Sastra modernis juga mengalami revolusi dengan munculnya tokoh-tokoh seperti James Joyce dan Virginia Woolf, yang mengeksplorasi alur narasi non-linear dan monolog internal.³ Gagasan-gagasan ini menekankan pentingnya pengalaman individual sebagai inti dari seni.

4.2.       Ilmu Pengetahuan dan Teknologi

Modernisme memberikan dasar bagi revolusi ilmiah dan teknologi yang mendefinisikan dunia modern. Paradigma ilmiah modern didasarkan pada rasionalitas, metode empiris, dan pengujian hipotesis.⁴ Isaac Newton, misalnya, dengan hukum-hukumnya tentang gerak dan gravitasi, memberikan kerangka kerja yang memungkinkan manusia memahami dan mengendalikan alam.⁵

Pada abad ke-19 dan ke-20, inovasi teknologi seperti mesin uap, listrik, dan telepon menunjukkan bagaimana prinsip-prinsip modernisme diterapkan untuk meningkatkan efisiensi dan kualitas hidup manusia.⁶ Namun, kemajuan teknologi juga menghadirkan tantangan, seperti industrialisasi yang menyebabkan eksploitasi tenaga kerja dan kerusakan lingkungan.⁷

4.3.       Filsafat dan Pemikiran

Dalam filsafat, modernisme menandai pergeseran dari metafisika tradisional menuju fokus pada epistemologi dan subjektivitas. René Descartes, dengan prinsip "Cogito, ergo sum" (Aku berpikir, maka aku ada), membuka jalan bagi pemikiran modern yang menempatkan manusia sebagai pusat pengetahuan.⁸

Pada abad ke-20, eksistensialisme yang dipelopori oleh Jean-Paul Sartre dan Martin Heidegger menekankan pentingnya kebebasan individu dan tanggung jawab dalam menciptakan makna hidup.⁹ Filsafat modernisme juga melahirkan positivisme logis, yang menolak metafisika dan hanya menerima pernyataan yang dapat diverifikasi secara empiris.¹⁰

4.4.       Politik dan Sosial

Modernisme memainkan peran penting dalam membentuk sistem politik modern, termasuk demokrasi, kapitalisme, dan sosialisme. Prinsip kebebasan individu yang diusung modernisme menjadi dasar dari konstitusi-konstitusi modern, seperti Declaration of the Rights of Man and of the Citizen di Prancis.¹¹

Revolusi industri juga membawa perubahan sosial yang signifikan, menciptakan kelas pekerja baru dan memunculkan gagasan sosialisme sebagai respons terhadap ketimpangan ekonomi.¹² Namun, modernisme dalam politik tidak selalu membawa hasil positif. Di satu sisi, ia mendorong pembentukan negara-negara demokratis, tetapi di sisi lain, ia juga berkontribusi pada imperialisme dan kolonialisme, yang sering kali mengeksploitasi masyarakat lokal.¹³


Modernisme dalam berbagai bidang menunjukkan bahwa paradigma ini tidak hanya mengubah cara berpikir manusia tetapi juga memengaruhi struktur sosial, politik, dan budaya dunia. Transformasi yang dibawa modernisme terus dirasakan hingga hari ini, meskipun tantangan-tantangan baru, seperti globalisasi dan pascamodernisme, mulai mempersoalkan warisan modernisme.


Catatan Kaki

[1]                Clement Greenberg, Art and Culture: Critical Essays (Boston: Beacon Press, 1961), 87.

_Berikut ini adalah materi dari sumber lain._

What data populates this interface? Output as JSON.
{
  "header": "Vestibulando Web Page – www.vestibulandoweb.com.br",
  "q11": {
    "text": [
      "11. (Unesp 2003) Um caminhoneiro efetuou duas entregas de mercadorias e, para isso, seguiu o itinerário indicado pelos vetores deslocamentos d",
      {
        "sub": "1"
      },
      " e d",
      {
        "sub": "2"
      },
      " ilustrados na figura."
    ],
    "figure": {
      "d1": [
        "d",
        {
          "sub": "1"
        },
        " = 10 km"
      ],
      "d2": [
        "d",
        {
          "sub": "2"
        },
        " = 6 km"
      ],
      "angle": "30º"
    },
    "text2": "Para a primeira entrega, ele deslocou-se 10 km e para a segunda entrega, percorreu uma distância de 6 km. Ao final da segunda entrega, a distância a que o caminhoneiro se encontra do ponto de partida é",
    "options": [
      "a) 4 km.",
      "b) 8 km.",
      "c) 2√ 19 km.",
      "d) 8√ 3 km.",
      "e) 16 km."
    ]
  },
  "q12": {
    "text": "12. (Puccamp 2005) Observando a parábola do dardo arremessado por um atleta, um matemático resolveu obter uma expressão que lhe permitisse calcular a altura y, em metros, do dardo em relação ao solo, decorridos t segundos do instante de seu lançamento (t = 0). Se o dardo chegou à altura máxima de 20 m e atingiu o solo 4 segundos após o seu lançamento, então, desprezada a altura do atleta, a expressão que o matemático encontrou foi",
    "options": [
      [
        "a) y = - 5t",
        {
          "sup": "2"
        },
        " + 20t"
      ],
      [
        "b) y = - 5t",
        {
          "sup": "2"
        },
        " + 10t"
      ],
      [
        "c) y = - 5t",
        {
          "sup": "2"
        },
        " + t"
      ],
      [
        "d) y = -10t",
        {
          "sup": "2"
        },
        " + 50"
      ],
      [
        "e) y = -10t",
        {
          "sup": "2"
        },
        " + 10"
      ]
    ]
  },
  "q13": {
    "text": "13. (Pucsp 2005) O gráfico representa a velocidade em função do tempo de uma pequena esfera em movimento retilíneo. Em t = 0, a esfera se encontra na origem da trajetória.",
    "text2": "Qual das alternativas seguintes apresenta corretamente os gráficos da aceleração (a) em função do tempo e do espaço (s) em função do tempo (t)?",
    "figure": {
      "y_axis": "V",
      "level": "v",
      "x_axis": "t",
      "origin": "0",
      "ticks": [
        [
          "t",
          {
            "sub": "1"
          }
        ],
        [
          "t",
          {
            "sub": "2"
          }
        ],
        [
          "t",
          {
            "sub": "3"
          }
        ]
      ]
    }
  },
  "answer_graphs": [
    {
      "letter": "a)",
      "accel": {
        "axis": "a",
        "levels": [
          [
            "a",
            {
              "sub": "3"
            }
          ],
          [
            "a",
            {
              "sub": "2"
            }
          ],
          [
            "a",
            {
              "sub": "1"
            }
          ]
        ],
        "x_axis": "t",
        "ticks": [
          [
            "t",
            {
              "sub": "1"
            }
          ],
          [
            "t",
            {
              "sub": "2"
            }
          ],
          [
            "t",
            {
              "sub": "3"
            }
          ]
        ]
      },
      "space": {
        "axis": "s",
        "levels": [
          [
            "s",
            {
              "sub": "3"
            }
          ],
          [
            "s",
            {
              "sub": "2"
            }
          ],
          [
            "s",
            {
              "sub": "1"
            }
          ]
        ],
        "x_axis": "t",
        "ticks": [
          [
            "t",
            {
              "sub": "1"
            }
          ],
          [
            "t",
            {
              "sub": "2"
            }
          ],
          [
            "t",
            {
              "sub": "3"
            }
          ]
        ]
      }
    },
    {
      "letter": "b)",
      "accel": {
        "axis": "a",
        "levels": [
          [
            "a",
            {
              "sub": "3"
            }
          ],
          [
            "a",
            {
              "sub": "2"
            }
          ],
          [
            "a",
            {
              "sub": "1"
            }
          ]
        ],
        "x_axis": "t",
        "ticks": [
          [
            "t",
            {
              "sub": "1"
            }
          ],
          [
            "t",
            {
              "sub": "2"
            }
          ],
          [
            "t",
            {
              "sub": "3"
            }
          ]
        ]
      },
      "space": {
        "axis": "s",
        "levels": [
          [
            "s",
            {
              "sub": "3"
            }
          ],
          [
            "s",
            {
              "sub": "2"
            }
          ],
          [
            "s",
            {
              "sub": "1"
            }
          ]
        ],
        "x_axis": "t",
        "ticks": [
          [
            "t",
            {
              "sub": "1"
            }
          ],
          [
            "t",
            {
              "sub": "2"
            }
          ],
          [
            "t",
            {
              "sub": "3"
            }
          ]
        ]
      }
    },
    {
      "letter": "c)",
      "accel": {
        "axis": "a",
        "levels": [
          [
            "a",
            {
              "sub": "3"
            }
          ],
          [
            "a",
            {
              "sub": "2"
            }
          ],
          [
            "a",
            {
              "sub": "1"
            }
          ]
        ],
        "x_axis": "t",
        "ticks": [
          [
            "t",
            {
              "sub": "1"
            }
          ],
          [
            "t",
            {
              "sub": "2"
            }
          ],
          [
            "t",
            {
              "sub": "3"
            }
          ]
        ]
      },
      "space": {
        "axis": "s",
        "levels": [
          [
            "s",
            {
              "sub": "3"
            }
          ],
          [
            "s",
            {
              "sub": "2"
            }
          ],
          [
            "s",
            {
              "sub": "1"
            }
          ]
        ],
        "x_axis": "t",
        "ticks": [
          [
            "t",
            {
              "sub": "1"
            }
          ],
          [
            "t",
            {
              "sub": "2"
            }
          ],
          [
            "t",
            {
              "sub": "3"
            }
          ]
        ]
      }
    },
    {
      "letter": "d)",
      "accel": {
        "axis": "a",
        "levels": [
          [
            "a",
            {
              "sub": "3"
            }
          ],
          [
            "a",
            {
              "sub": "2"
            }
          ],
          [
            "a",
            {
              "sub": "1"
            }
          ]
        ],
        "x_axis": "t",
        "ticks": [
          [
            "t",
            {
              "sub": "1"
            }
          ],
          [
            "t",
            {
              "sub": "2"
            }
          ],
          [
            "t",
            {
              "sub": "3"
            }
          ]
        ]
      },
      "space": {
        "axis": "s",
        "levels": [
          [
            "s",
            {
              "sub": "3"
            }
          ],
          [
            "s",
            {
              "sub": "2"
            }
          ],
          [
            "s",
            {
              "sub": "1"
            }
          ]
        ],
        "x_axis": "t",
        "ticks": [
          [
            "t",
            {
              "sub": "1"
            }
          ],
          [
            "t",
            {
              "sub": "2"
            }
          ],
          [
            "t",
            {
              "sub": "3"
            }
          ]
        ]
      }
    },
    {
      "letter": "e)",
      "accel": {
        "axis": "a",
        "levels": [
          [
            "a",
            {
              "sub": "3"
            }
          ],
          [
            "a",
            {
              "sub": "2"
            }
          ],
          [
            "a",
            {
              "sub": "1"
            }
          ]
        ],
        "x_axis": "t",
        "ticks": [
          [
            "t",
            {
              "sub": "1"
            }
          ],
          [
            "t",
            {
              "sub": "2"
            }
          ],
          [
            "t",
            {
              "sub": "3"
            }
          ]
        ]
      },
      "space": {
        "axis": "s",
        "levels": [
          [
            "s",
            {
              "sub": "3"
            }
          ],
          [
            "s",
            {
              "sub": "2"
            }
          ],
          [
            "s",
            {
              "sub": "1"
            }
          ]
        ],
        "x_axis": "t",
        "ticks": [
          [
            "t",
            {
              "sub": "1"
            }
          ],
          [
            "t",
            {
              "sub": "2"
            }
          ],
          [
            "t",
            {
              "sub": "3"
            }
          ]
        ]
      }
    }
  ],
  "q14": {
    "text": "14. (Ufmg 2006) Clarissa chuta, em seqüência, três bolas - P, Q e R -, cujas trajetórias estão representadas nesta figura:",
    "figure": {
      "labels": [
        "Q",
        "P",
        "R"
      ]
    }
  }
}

[2]                John Golding, Cubism: A History and an Analysis, 1907-1914 (Cambridge, MA: Belknap Press, 1988), 45–47.

[3]                James Joyce, A Portrait of the Artist as a Young Man (New York: Viking Press, 1916), xvii.

[4]                Thomas Kuhn, The Structure of Scientific Revolutions (Chicago: University of Chicago Press, 1962), 53.

[5]                Stephen Gaukroger, The Emergence of a Scientific Culture (Oxford: Clarendon Press, 2006), 89–92.

[6]                Eric Hobsbawm, The Age of Capital: 1848–1875 (New York: Vintage, 1996), 112–114.

[7]                Naomi Klein, This Changes Everything: Capitalism vs. the Climate (New York: Simon & Schuster, 2014), 33–36.

[8]                René Descartes, Meditations on First Philosophy, trans. John Cottingham (Cambridge: Cambridge University Press, 1996), 17.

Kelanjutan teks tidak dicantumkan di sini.